Why I built this
It's not that we don't have discipline.
It's that we're managing multiple ventures with tools built for one.
Working a 9-to-5 while building something on the side — something that's actually yours — is one of the hardest things a person can try to do. Not because you lack discipline. Not because you don't want it badly enough.
It's because while you're at work, your mind doesn't stop. Ideas are firing. A content angle hits you in a meeting. A SaaS concept clicks during your lunch break. A consulting opportunity comes in over email. By the time you're home and finally have a moment to sit down… half of it is already gone.
"With no structure, we are flooded with information overload — and that overload is exactly what keeps us starting and stopping."

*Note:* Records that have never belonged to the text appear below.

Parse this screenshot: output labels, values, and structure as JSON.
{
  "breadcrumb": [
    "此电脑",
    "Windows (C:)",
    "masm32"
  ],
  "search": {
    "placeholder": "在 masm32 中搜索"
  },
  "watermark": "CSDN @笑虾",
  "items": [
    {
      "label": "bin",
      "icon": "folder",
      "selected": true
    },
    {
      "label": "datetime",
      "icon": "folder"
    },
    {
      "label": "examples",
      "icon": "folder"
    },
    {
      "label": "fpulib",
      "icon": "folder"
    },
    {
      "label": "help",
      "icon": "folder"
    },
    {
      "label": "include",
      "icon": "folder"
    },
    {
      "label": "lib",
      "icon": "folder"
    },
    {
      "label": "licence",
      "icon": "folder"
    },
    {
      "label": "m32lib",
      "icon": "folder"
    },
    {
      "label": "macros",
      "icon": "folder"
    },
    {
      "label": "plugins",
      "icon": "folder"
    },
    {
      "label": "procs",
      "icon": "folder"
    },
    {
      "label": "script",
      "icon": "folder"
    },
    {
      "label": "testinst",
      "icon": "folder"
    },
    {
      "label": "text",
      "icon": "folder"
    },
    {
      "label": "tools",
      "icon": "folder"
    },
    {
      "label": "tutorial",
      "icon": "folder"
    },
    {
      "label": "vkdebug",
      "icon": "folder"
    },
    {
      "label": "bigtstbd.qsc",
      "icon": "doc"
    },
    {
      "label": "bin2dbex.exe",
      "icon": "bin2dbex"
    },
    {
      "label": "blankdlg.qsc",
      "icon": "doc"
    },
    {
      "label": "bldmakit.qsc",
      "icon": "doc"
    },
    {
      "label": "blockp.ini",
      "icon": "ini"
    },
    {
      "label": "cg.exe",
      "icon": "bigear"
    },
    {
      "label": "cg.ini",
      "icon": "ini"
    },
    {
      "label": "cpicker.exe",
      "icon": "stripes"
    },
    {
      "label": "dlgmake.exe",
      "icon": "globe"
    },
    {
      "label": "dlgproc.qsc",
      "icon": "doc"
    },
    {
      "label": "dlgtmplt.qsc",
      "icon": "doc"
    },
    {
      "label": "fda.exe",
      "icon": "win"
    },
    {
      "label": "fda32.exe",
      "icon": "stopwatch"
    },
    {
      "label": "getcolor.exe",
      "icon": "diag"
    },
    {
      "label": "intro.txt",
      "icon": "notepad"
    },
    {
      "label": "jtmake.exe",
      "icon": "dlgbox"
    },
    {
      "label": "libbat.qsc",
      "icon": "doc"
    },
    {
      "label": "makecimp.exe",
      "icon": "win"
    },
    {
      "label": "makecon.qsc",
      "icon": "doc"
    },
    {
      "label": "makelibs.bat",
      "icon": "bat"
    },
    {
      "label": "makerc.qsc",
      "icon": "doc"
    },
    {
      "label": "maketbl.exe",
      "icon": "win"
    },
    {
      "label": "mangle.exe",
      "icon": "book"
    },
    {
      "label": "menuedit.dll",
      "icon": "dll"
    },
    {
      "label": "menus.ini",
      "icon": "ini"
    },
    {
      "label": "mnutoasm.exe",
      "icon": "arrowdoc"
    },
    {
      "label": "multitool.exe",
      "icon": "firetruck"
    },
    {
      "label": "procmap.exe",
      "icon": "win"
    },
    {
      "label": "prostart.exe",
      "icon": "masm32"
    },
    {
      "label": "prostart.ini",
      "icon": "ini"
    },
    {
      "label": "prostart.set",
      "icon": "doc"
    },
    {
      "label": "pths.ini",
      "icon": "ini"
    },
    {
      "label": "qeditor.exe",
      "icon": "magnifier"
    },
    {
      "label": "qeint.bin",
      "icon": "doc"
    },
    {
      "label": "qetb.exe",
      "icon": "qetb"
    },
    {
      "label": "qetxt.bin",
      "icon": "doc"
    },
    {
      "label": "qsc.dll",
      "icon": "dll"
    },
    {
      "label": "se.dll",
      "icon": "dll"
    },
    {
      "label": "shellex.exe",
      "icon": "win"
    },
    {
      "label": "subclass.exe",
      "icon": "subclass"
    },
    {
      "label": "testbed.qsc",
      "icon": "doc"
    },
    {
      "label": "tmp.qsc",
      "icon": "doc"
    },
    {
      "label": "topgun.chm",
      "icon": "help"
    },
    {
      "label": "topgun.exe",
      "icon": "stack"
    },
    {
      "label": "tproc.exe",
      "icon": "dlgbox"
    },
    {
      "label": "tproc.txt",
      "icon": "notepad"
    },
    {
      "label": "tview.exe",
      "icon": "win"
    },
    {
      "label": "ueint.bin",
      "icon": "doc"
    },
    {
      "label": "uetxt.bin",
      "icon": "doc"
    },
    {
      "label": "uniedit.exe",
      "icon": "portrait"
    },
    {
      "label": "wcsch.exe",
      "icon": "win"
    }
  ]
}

We open one tool and we start a new page — but we never come back to it. We try another tool. We create a board and it sits empty. We write our ideas in our notes app, our phone, a napkin. Each one in a different place. Each place with its own system. And none of them talking to each other.
That's not a motivation problem. That's a visibility problem.
And I lived it. Started a website and got distracted. Couldn't decide which idea to prioritize. Chased the next shiny tool. Sat with the frustration of what do I do and how do I actually succeed. Which tool can even help me?
So I finally decided to stop looking for the perfect tool. And I built the one I needed.
The tool that can connect with other tools, and still make me effective.